FAFF2010 Programme
Thursday 19th August 2010
Clare Harris (UK)
Passing Moment
Passing Moment is a short film in which the viewer is placed in a position of being a voyeur in which they observe consciousness looking in on its self. With ambiguous and sometimes tense imagery the viewer finds themselves lost in a void of emotion.
Roland Wegerer (AT)
Sunwatersandbucket
On a beach near the Danube a bucket full of water will positioned. The bucket will be knocked down. A splash flows over the sand and looks for a way to the water. Because of the angle of view the qualities of this process can be seen. Extensions, course, glittering, ooze away, reducing. A narrative game with our perception.
Lin de Mol (NL)
You Can
Slowly, in a meditative mood, the camera investigates details of the interior of an old house. The water tap is dripping, a woman’s hand is embroidering a table cloth and a lizard slowly crawls over a bowl of red berries. Trees, duckweed and brushwood alternate with scenes from the interior, describing the mood of a moment like a string of haikus. Bach’s opening aria of the Goldberg Variations forms the frame of this ‘associative editing’ piece that bears references to Dutch painters Pieter Claesz ad Lara de Moor.
Sara Rajaei (NL)
Forever for a While
A young woman enters a living room, moments later she is an elderly woman lookimg at herself in a mirror, or is a little girl sitting in a chair.

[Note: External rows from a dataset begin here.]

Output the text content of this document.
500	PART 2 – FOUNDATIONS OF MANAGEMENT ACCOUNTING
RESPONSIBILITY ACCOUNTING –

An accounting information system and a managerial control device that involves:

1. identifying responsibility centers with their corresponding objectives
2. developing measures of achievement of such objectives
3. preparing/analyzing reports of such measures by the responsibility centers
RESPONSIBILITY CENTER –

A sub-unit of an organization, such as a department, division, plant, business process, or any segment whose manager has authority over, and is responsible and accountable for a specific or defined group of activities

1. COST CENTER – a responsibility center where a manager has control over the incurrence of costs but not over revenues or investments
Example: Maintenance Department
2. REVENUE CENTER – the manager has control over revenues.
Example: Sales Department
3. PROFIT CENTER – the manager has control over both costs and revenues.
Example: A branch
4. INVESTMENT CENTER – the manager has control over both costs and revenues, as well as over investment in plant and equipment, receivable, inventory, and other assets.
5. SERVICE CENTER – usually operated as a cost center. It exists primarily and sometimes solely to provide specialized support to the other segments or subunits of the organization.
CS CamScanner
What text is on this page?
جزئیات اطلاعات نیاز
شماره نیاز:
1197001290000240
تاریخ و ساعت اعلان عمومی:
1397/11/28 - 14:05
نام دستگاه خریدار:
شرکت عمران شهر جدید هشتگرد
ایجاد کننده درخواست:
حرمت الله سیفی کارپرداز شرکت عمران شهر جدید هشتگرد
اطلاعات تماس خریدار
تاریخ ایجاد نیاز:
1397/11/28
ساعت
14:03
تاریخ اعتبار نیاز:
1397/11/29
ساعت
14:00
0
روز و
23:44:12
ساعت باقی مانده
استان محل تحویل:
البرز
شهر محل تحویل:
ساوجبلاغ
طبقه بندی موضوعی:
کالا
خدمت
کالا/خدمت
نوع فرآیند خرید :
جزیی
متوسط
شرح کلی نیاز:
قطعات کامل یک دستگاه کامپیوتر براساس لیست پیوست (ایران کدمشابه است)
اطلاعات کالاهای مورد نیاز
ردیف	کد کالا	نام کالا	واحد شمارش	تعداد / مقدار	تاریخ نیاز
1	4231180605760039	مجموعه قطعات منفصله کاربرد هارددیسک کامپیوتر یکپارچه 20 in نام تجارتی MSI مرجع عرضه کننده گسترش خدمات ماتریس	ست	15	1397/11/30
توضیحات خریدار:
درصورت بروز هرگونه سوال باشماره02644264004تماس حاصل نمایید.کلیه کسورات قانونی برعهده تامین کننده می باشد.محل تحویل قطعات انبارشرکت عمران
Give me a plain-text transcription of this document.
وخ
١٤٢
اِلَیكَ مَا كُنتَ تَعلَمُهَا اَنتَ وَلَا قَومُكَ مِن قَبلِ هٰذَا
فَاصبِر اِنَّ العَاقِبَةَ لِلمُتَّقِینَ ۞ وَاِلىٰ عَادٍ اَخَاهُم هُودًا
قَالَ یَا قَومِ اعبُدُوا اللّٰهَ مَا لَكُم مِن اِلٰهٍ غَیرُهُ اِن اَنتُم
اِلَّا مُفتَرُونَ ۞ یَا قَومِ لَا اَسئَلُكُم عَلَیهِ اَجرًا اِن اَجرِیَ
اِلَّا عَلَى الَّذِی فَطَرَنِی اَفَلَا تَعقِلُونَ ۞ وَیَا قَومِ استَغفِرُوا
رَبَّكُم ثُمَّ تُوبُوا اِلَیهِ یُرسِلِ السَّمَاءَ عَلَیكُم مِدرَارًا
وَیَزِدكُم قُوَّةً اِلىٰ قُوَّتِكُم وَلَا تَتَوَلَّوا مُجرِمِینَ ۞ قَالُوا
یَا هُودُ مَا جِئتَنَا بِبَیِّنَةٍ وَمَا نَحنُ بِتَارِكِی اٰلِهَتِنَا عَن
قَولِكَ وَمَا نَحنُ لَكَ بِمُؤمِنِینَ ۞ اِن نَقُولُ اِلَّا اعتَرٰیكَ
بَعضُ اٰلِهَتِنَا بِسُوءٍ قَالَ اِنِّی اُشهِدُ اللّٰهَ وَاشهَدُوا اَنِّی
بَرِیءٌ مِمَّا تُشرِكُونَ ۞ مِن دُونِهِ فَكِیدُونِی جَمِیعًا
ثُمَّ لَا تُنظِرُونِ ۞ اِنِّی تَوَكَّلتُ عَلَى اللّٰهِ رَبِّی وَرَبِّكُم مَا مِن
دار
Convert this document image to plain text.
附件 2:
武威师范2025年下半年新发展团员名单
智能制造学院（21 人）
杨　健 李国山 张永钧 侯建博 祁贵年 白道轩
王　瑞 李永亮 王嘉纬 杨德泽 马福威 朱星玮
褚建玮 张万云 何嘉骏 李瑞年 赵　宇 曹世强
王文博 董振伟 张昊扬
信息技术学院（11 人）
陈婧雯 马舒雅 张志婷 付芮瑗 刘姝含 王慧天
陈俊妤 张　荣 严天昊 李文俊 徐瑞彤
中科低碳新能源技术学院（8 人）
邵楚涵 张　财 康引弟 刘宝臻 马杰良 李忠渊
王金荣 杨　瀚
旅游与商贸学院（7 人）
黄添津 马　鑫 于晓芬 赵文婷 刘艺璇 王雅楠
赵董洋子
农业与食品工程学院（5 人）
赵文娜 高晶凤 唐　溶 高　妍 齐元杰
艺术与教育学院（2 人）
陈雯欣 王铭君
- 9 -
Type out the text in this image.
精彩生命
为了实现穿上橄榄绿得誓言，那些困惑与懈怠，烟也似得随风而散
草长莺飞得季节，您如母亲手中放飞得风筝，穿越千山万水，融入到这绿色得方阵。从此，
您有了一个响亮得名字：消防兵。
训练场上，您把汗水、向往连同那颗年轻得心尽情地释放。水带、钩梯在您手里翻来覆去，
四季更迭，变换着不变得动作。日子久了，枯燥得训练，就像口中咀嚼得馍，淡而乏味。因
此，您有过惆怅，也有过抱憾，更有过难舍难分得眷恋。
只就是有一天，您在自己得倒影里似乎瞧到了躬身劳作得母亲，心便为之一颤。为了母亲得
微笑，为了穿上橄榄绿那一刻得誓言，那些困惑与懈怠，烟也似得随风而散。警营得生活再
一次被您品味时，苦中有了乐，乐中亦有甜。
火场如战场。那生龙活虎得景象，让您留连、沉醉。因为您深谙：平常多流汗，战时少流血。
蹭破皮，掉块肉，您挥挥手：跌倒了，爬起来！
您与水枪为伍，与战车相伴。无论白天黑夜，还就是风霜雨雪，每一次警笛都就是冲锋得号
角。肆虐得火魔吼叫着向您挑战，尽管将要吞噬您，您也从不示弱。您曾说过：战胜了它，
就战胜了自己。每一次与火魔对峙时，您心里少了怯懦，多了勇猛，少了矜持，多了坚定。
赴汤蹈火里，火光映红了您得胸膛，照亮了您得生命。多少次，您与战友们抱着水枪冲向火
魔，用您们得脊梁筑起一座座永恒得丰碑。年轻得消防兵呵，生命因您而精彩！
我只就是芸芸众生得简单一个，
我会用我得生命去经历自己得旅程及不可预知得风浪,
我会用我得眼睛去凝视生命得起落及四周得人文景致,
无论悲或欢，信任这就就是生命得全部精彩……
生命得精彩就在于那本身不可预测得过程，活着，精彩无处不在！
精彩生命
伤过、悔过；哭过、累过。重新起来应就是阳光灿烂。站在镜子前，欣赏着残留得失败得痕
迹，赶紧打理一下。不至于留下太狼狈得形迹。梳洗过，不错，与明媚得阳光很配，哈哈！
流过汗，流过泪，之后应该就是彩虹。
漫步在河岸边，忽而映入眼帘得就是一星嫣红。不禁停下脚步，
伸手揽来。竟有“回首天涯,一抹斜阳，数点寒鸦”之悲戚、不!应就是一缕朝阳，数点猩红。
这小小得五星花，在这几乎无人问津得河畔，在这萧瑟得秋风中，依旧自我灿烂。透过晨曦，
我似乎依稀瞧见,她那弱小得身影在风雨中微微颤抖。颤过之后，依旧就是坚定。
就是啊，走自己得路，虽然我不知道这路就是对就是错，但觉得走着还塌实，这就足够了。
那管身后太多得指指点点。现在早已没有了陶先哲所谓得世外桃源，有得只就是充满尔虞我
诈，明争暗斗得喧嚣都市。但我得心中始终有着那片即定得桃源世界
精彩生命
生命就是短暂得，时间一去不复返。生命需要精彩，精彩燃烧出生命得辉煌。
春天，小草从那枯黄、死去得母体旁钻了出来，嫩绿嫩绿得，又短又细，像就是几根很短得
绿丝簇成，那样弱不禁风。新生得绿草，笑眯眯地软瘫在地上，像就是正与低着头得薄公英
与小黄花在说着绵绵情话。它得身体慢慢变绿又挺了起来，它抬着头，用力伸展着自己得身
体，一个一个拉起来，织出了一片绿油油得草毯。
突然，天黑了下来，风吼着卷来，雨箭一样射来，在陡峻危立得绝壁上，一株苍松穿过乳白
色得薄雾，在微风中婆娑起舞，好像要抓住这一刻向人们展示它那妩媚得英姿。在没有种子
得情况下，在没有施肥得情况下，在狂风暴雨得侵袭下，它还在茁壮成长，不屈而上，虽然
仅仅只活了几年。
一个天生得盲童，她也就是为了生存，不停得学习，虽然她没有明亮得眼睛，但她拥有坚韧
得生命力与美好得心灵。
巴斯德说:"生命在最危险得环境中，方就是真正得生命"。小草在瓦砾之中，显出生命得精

Once in a while they seem to find themselves in the same space, which is otherwise populated by family members who are completely taken up with each other, while the woman is moving in isolation as if she is not really there, her gaze turned inwards.
Joanne Masding (UK)
Tree Door
A plastic three is wedged into and take out of a space in a door frame while a projection of a plastic tree is wedged into and taken out of a space in a doorframe.
David Cochrane (UK)
Incident
Performance related video – diptych
Left screen – a candle is melted using a blowtorch
Right screen – a paper house is built
Gerald Zahn (AT)
Nur Noch 5 Minuten (Just 5 More Minutes)
A study of time in cinematic perception, Viennese media artist Gerald Zahn visualises 5 minutes by filming a person holding his breath for the duration of the film. In contrast with the casual disregard for mere 5minutes in the film title, the film fills this period with significance. The emotional turmoil’s on the actor’s face as he fights through every second on the stop-watch, making 5 Minutes a cinematic era of tension, impatience, doubt and expectation.